Когда я проснулся утром и допил свой сидр с содой, все, кроме госпожи Пуапель, уже разошлись – Иветт и Жюстин в школу, а господин Леннек на станцию по обслуживанию автомобилей. Я отказался от завтрака, сказал, что погуляю, и решительно, не оставляя себе времени на то, чтобы раздумать, отправился на старое кладбище.

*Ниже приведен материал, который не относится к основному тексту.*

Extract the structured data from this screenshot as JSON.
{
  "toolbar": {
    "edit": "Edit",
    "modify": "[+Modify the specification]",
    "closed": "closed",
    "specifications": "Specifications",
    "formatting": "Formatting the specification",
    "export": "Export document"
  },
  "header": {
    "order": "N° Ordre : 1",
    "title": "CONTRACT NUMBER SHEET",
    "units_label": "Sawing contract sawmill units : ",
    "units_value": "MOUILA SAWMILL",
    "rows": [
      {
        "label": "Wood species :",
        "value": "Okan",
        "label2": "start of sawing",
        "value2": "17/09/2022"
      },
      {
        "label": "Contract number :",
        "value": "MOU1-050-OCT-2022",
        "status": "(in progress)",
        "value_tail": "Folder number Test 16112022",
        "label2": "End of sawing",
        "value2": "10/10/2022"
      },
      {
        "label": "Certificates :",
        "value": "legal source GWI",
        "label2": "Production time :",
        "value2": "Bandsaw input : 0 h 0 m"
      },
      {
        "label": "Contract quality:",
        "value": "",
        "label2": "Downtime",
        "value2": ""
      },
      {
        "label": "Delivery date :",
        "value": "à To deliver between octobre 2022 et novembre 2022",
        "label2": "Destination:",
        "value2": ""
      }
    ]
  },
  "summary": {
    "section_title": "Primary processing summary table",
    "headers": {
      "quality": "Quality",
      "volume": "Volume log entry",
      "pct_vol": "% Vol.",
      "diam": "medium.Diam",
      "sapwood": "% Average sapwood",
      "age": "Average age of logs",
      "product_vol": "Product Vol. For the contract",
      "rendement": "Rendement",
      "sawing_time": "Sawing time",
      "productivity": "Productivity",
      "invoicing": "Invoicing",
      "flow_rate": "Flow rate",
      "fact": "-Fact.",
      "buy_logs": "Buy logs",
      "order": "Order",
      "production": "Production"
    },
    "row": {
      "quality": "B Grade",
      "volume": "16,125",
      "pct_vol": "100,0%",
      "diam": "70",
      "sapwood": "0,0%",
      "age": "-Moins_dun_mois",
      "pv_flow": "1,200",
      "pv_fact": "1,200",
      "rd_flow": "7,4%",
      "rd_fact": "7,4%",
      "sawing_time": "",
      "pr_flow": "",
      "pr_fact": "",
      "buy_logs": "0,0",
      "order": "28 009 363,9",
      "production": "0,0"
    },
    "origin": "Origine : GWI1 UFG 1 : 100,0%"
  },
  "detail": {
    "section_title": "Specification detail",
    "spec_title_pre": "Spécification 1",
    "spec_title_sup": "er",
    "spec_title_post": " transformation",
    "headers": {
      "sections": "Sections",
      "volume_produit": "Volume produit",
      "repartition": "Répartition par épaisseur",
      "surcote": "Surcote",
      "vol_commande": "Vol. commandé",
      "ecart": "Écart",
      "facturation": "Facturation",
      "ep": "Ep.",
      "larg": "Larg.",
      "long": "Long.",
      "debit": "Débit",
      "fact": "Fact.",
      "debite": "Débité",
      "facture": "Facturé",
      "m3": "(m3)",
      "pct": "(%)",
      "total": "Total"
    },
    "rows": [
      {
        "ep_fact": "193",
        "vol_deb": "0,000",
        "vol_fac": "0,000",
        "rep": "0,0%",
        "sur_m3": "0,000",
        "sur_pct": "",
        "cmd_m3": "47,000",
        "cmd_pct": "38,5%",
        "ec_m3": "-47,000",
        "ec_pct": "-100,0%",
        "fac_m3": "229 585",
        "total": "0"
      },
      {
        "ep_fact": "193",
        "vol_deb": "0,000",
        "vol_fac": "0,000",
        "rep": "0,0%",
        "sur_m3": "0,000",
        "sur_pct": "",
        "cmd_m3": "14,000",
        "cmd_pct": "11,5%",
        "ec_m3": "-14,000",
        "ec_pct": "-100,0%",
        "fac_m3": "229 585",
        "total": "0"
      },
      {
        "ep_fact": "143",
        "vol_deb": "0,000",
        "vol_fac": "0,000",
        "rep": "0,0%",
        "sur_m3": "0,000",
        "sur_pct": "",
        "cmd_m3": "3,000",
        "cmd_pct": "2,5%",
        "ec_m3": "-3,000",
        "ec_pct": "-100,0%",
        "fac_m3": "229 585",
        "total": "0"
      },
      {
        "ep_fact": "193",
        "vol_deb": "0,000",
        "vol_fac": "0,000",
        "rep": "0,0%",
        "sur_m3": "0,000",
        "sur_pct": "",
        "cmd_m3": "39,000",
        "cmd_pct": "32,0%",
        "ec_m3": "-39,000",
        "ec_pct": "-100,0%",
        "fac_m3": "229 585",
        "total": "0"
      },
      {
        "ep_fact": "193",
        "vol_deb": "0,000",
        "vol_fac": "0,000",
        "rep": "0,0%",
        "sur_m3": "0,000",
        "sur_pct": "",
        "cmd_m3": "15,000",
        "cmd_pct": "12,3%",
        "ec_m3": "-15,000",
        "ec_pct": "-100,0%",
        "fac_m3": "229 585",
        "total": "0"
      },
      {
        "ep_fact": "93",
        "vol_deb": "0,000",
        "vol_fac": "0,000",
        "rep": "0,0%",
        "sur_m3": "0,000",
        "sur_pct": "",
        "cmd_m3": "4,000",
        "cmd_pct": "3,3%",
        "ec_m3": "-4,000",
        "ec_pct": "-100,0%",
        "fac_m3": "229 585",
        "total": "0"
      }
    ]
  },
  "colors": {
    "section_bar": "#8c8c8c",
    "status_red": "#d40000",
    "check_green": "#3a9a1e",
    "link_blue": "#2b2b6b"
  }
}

Когда я заглянул издали в разрытую могилу – я остановился за несколько шагов от края, – то увидел, что там ничего нет. Казалось, это должно было меня особенно встревожить, значит, я в самом деле подвержен теперь галлюцинациям, но я, наоборот, успокоился. Я подошел ближе и решил, что спущусь в яму, хотя мне очень не хотелось этого делать.

И тут я заметил, что уже в другом углу под слоем земли и глины что-то шевелится, мне показалось даже, что я различаю беловато-грязную кожу. Я отступил от могилы, поискал глазами и увидел то, что мне нужно, – повалившийся крест, сваренный из водопроводных труб, длиной метра в полтора. Я взял ржавый тяжелый крест в руки, вернулся к яме, опустил трубу вниз и стал ковырять ею в том месте, где, как мне показалось, шевелилось это существо. Оно было на месте. Оно по-прежнему что-то жевало и едва двигалось, и никак не реагировало на то, что я разгребаю землю концом трубы. Но когда я нечаянно толкнул его этим тупым концом, оно вдруг негромко завизжало, как визжит ушибленная крыса. Я вытащил крест, бросил его на землю и быстро ушел.